Alors que la croissance américaine se stabilise et que l’inflation se modère, les investisseurs et les analystes du marché semblent converger vers une position optimiste, impliquant que les États-Unis peuvent effectivement éviter une récession. Cela s’explique par la conviction que les autorités américaines opèrent un « beau resserrement », dans lequel la Réserve fédérale (Fed) calibre sa politique pour obtenir un « atterrissage en douceur » optimal, c’est-à-dire un dosage des politiques qui modère la croissance juste assez pour ramener l’inflation à l’objectif de 2% sans provoquer de tensions majeures dans la demande.
Nous pensons toutefois que cette position est trop optimiste. Historiquement, la Fed n’a jamais été en mesure de contenir une inflation galopante grâce à un « atterrissage en douceur ». Au cours des cycles de resserrement précédents, soit l’action politique n’a pas été assez forte, entraînant une reprise perturbatrice de l’inflation, soit la politique est rapidement devenue trop stricte, entraînant une récession économique plus prononcée.
Les longs délais incertains entre les mesures politiques et leur impact sur l’activité tendent à rendre la perspective d’un calibrage de la politique plutôt illusoire.
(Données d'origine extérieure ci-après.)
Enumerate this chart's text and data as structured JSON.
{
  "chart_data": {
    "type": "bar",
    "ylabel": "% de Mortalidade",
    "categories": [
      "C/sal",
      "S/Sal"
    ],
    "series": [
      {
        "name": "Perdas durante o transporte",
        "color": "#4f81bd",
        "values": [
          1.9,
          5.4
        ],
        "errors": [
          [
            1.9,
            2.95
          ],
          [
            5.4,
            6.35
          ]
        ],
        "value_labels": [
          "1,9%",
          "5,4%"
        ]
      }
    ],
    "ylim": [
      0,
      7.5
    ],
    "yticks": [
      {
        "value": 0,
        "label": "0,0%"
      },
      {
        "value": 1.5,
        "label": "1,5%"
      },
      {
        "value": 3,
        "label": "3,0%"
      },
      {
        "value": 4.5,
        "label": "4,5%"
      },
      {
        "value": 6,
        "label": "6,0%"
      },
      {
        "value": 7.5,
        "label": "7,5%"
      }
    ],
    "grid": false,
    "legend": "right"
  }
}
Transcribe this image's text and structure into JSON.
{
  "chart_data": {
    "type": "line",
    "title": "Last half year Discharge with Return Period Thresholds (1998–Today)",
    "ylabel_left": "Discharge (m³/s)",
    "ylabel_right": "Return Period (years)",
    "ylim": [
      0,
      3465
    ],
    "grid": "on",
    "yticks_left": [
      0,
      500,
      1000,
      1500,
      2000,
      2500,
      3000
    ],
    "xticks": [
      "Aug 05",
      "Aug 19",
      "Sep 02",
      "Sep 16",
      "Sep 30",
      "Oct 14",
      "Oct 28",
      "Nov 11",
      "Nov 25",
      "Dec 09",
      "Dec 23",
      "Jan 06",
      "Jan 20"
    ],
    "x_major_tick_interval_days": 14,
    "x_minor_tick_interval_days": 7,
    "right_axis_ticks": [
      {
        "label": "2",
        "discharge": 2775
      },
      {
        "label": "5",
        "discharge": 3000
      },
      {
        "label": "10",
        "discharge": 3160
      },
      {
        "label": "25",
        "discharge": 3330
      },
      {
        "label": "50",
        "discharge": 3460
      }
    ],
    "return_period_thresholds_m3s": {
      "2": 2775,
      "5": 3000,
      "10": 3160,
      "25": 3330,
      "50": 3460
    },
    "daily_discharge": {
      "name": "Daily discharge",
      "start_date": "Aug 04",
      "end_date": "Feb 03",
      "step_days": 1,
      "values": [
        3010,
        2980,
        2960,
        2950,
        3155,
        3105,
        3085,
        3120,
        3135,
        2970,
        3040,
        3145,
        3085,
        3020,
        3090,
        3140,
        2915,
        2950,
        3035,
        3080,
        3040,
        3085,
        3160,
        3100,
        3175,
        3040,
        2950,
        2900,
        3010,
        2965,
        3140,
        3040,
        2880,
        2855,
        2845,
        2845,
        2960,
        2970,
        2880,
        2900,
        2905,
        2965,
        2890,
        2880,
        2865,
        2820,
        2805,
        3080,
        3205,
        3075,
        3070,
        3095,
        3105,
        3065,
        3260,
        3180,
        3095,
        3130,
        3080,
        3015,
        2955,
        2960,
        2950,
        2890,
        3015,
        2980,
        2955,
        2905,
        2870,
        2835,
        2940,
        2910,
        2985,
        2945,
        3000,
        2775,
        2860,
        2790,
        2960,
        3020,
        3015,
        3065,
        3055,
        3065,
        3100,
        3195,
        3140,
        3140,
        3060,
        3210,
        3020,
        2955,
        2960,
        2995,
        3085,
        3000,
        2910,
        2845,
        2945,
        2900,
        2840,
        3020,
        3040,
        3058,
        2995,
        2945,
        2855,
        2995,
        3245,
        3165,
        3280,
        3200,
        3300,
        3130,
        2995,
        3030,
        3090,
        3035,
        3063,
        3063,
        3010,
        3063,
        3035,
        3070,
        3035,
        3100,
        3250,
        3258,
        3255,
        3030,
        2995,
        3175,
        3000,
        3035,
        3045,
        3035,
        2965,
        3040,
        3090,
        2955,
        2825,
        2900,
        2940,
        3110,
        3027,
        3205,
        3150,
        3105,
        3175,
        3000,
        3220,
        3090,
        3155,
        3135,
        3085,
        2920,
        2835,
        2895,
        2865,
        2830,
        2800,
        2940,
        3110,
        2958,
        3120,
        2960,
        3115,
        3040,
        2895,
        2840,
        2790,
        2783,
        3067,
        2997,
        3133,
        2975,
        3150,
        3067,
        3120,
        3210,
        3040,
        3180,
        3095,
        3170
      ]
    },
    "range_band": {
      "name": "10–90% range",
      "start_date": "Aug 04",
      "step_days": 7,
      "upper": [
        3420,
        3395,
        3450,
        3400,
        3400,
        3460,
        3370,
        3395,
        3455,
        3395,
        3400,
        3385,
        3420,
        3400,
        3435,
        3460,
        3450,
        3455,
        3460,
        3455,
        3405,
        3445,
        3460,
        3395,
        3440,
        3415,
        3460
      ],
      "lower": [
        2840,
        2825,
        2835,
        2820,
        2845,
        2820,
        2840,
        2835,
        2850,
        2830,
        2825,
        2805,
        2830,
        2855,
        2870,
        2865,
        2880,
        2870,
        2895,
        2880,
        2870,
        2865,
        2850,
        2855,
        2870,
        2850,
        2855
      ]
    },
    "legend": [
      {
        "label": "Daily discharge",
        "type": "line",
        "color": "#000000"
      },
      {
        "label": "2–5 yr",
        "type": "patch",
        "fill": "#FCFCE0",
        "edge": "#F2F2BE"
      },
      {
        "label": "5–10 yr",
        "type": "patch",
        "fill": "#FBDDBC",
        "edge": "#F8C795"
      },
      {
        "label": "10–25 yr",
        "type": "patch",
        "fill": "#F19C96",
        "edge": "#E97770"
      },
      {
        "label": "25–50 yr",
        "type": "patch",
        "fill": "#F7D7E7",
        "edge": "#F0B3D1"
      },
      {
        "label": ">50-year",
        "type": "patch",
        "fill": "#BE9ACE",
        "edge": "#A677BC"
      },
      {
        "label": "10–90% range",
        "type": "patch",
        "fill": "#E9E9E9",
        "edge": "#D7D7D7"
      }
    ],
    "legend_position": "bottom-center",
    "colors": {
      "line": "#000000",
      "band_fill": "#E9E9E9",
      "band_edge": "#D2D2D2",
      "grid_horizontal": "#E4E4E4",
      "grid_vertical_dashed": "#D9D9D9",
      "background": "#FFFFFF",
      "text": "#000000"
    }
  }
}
Les « erreurs de politique », interprétées comme une réaction excessive ou insuffisante à l’inflation, sont la norme historique.
Actuellement, compte tenu de la vigueur sous-jacente de l’économie américaine et de la santé financière des ménages américains, nous prévoyons une accélération de l’économie américaine au cours des prochains mois.
Selon le modèle GDP Now de la Fed d’Atlanta, qui estime la croissance en temps réel à l’aide de données à haute fréquence, la croissance américaine s’élèvera à 5,6 % au troisième trimestre 2023, soit près de trois fois la plupart des estimations de la croissance tendancielle. Les permis de construire ont augmenté, les intentions de dépenses d’investissement sont en hausse et le ratio nouvelles commandes/stocks de l’indice des directeurs d’achat (PMI) laisse présager un retour à l’expansion du cycle manufacturier au cours des prochains mois.
Il est important de noter que le taux d’activité des travailleurs dans la force de l’âge a dépassé les niveaux d’avant la pandémie. Par conséquent, à moins d’un ralentissement de la demande de main-d’œuvre, les salaires réels augmenteront, car il y a très peu de place pour une nouvelle augmentation de l’offre de main-d’œuvre. Actuellement, les salaires augmentent de 5,3 % par an, ce qui est nettement supérieur au taux d’inflation actuel de 3,2 %. Cela soutient directement la croissance des revenus réels et indirectement une forte activité de consommation. De même, l’utilisation des capacités est très élevée, plus de 2,5 % au-dessus de sa moyenne à long terme, ce qui suggère une marge de manœuvre très limitée du côté de l’offre pour répondre à une demande plus forte.
Si ces facteurs témoignent de la vigueur de l’économie américaine, ce n’est pas nécessairement une bonne nouvelle. La vigueur de l’activité américaine, combinée à des marchés du travail tendus et à de faibles capacités inutilisées, est susceptible d’entraîner une nouvelle vague d’inflation élevée. Avec une croissance de 5,3 %, les salaires augmentent encore deux fois plus vite que la croissance de 2,5 % nécessaire pour soutenir une nouvelle modération de l’inflation vers l’objectif de 2 % de la Fed. Le demi-pourcent de différence est déterminé par la croissance moyenne de la productivité à long terme. Tant que la croissance des salaires et de l’inflation ne sera pas équilibrée, la Fed devrait procéder à de nouvelles hausses de taux. Cela risque d’entraîner un ralentissement plus marqué à la fin de l’année 2024.
Dans l’ensemble, le signe fourni par l’inversion de la courbe des taux ne doit pas être négligé. Il existe actuellement suffisamment de déséquilibres dans l’économie américaine pour empêcher un « atterrissage en douceur » et provoquer une récession au second semestre 2024.